1A greenish-blue crystalline dye of the porphyrin group.
Chemical formula: C₃₂H₁₈N₈
- ‘Organic compounds such as phthalocyanine produce greens and blues.’
- ‘By attaching differing substituent groups, some of which are water soluble and some of which are fat soluble, an unsymmetrically substituted phthalocyanine is created which is both water and fat soluble.’
- ‘As discussed previously, the phthalocyanine interacts with either the phospholipids or the apoprotein moiety of LDL, and therefore, the radicals are likely to be mainly produced at the lipid-water interface.’
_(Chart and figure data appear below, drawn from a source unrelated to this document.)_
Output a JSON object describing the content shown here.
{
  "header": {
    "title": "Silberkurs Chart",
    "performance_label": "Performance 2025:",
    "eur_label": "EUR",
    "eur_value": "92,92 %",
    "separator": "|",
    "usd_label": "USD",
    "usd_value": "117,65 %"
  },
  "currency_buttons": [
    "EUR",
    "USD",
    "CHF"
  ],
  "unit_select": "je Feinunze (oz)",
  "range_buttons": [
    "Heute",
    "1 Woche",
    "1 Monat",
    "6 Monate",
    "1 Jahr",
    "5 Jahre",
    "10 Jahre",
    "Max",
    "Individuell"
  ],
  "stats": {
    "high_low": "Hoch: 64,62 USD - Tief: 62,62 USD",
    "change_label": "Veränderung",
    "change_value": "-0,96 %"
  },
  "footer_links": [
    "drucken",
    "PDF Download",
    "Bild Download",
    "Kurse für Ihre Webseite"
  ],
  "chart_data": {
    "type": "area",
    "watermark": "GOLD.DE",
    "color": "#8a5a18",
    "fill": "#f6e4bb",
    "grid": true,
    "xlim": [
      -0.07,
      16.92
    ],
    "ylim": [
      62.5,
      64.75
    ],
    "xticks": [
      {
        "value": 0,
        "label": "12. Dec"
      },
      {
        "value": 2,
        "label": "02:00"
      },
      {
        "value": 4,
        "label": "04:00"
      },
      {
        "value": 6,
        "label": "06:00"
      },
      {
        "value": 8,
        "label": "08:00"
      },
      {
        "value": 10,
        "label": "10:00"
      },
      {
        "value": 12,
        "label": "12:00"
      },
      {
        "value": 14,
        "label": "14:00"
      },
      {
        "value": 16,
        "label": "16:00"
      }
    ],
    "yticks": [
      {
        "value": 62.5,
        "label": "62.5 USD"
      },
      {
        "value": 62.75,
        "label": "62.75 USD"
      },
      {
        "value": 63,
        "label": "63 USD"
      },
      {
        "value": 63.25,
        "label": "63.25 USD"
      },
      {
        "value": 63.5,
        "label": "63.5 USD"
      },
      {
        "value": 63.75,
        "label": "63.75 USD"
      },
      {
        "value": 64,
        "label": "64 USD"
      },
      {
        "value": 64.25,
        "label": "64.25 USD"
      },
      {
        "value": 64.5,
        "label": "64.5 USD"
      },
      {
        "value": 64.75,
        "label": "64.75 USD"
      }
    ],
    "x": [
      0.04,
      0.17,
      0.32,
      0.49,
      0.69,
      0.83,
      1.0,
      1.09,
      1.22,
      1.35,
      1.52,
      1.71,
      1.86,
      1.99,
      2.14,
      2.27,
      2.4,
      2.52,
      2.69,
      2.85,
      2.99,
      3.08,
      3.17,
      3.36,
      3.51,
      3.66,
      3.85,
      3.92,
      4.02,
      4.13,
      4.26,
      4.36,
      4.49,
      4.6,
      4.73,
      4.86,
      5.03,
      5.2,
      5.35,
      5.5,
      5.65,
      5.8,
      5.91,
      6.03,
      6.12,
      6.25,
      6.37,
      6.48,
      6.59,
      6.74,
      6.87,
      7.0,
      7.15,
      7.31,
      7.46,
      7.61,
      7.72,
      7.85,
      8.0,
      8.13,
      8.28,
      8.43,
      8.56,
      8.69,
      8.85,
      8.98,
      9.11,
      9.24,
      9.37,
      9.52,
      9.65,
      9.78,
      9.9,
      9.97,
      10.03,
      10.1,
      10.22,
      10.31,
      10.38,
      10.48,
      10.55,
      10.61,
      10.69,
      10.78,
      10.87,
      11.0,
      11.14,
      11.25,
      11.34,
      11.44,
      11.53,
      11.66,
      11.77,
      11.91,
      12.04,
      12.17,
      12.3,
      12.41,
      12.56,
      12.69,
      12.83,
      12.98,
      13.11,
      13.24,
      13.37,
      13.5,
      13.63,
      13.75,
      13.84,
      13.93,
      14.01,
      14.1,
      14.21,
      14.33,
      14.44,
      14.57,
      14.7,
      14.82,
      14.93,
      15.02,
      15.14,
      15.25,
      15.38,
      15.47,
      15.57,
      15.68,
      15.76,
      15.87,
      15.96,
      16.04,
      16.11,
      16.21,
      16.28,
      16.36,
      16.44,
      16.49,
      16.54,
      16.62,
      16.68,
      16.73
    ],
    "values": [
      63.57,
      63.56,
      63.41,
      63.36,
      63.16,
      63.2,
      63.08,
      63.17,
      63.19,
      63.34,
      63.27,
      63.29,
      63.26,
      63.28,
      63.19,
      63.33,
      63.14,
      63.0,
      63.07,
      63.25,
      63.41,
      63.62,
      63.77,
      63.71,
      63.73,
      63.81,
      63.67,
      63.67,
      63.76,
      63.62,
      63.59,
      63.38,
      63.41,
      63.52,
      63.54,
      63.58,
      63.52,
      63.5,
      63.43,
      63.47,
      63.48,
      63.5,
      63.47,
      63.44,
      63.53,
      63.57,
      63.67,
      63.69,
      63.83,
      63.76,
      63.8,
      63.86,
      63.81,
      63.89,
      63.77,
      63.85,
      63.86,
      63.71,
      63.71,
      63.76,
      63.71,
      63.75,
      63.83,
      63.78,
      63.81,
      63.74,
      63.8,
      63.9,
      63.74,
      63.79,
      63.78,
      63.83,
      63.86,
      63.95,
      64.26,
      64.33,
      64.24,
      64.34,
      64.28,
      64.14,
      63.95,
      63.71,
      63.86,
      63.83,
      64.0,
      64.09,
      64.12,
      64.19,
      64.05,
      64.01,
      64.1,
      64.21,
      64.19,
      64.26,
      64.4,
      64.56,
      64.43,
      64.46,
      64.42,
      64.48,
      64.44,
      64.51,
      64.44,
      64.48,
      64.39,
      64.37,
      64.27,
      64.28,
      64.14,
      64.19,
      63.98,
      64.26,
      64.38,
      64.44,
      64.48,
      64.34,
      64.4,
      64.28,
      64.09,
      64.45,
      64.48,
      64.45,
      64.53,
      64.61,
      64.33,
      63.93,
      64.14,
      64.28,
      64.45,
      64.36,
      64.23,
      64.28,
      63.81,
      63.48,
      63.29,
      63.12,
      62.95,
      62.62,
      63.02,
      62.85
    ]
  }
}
- ‘In general, these newer drugs have been based on the structure of chlorin, purpurin, phthalocyanine or naphthalocyanine.’
- ‘This spectrum clearly indicates efficient singlet-singlet energy transfer from carotenoid to phthalocyanine.’
- 1.1 Any of a large class of green or blue pigments and dyes that are chelate complexes of this compound or one of its derivatives with a metal (in particular, copper).
- ‘Previous investigators have demonstrated that sulfonated aluminum phthalocyanine is primarily distributed outside the nucleus.’
- ‘It was found that a combination of cobalt or iron phthalocyanine and sodium ascorbate has high in vitro and in vivo antitumor activity.’
- ‘The suppression of the photodynamic potency of aluminum phthalocyanines was attributed to desorption of the dyes from lipid bilayers induced by fluoride or hydroxyl ions.’
- ‘Among the aluminum phthalocyanines, the hydrophilic tetrasulfonated derivative is localized in the vascular stroma and induces tumor regression by the indirect mechanism of vascular destruction.’
1930s: from phthalic (see phthalic acid) + Greek kuan(e)os ‘dark blue’ + -ine.